Christian Sedelmyer’s new album opens with the sprightly tune “Table Mountain,” with his violin circling nimbly around Andrew Marlin’s mandolin. The tune opens slowly in two leisurely measures before blossoming into a lively reel that allows every instrument to dance around the tune’s musical theme. It’s the perfect opening tune, a preview of how every tune on the album will unfold spaciously, letting each song take on its own life in its own time. Sedelmyer — a frequent sideman and session player for some of roots music’s biggest names and veteran of the Jerry Douglas Band, 10 String Symphony with Rachel Baiman, and The Farewell Drifters — is joined on the album by musical confidantes Marlin, who also plays guitar on “Pushin’ Through”; guitarist Eli West, who trades his six-string for clawhammer banjo on “Pushin’ Through”; and upright bassist Clint Mullican. Jerry Douglas joins them on dobro on “Deacon’s Waltz.”
“Pushin’ Through” opens with a few sparse notes from Sedelmyer before blooming into a Celtic tune with Sedelmyer’s crystalline fiddle runs spiraling into an ethereal atmosphere. The opening of the tune evokes the struggles of pushing through difficulties, but the middle breaks brightly into an open space that is celebratory, mimicking the overcoming of such struggles. The scampering Gypsy rambler “Brain Scan” captures the frenetic activity of a someone with an overloaded mind and the anxious rush to address it all. The achingly gorgeous “Deacon’s Waltz” acts as a centerpiece of the album; its somber and elegant tone encourages us to slow down and reflect on our fears and hopes. There’s also an element of loss and sadness in the tune that resolves in the final shimmering notes of the tune.

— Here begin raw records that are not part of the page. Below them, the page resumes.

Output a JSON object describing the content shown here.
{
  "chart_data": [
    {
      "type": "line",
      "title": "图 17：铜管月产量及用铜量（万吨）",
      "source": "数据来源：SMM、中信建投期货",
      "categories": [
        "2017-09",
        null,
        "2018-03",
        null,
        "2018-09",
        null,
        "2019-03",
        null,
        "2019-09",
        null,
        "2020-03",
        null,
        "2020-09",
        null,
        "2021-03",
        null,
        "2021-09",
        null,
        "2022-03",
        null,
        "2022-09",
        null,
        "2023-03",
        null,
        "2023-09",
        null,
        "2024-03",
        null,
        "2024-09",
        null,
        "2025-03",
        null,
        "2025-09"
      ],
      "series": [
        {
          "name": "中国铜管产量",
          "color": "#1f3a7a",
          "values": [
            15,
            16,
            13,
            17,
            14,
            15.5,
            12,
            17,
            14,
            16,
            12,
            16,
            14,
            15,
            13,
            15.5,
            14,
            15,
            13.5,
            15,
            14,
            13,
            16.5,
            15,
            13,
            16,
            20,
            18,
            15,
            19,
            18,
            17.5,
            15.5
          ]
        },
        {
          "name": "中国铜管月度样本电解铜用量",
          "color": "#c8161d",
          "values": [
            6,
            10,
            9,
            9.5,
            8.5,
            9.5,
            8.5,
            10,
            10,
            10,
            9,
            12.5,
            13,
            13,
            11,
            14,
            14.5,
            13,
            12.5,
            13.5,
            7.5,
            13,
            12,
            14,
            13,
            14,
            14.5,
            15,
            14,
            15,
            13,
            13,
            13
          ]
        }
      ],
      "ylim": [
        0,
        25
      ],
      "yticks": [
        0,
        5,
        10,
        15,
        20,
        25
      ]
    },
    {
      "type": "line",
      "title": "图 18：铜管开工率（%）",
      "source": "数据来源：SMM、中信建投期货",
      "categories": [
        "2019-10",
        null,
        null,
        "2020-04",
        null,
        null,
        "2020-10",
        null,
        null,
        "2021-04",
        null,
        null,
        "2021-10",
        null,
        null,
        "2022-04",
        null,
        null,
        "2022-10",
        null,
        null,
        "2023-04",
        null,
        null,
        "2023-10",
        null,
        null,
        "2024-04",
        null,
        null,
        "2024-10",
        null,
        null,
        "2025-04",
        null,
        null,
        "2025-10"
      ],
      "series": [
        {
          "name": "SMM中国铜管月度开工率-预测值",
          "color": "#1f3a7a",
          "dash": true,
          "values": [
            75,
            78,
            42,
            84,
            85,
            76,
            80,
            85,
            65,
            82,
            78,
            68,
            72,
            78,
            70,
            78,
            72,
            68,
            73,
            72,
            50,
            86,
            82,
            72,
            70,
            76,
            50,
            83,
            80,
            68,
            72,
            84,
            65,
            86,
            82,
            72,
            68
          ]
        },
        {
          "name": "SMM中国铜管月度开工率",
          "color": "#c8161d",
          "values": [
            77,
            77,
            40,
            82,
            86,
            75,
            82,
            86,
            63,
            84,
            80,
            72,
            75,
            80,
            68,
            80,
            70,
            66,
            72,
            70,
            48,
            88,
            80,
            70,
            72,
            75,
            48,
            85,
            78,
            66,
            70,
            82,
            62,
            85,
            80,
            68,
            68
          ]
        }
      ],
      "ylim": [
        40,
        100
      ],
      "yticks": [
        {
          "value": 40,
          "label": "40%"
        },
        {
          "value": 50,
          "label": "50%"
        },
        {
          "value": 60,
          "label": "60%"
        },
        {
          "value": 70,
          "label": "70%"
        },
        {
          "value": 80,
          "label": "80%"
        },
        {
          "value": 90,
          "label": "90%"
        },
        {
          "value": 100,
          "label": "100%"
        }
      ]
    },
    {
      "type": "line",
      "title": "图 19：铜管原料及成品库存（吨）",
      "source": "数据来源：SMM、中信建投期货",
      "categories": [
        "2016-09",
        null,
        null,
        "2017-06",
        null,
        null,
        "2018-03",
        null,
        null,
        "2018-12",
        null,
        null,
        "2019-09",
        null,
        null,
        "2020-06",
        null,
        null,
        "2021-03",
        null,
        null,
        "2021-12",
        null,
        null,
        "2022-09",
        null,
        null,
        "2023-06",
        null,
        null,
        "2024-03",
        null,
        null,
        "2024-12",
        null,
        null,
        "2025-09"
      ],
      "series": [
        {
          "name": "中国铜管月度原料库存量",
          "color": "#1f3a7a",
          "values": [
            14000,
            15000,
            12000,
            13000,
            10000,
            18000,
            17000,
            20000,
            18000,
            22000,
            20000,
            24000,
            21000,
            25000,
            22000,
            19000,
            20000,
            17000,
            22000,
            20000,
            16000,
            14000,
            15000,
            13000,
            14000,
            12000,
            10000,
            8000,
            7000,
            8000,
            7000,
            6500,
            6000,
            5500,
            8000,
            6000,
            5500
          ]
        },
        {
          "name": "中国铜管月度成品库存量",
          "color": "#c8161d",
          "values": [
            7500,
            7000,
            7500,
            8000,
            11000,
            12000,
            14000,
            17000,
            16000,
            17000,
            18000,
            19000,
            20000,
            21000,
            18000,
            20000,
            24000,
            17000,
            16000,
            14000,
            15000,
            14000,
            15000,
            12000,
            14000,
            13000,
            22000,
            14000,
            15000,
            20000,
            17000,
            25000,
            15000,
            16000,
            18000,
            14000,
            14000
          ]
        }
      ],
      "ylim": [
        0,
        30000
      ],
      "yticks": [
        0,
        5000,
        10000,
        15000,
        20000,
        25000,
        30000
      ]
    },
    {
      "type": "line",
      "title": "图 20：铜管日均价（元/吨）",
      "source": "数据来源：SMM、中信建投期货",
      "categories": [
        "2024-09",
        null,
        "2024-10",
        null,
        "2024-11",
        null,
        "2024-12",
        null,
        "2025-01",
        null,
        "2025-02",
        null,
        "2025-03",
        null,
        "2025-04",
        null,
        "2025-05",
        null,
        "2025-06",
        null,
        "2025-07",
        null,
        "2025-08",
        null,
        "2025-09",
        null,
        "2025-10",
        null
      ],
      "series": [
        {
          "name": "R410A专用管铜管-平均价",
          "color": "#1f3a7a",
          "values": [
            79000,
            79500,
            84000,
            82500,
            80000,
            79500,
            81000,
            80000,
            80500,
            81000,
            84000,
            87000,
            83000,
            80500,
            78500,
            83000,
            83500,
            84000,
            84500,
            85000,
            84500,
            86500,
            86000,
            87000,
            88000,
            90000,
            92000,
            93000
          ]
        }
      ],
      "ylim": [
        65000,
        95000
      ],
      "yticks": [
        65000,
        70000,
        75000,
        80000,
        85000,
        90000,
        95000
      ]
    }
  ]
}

“Warm Reception” skitters along with unexpected chord changes that keep us on our toes, while “Yes Man” rustles by with the sprightly rhythms of a good old-fashioned front porch bluegrass ramble. The haunting title track closes the album with a melancholy and poignant feel.
In Sedelmyer’s palace there are many colorful, expansive, and inviting rooms, each offering a chance to enter and let the music wash over us. Ravine Palace dazzles with the tune-writing genius of Sedelmyer and the vibrant suppleness of his band of musical compadres.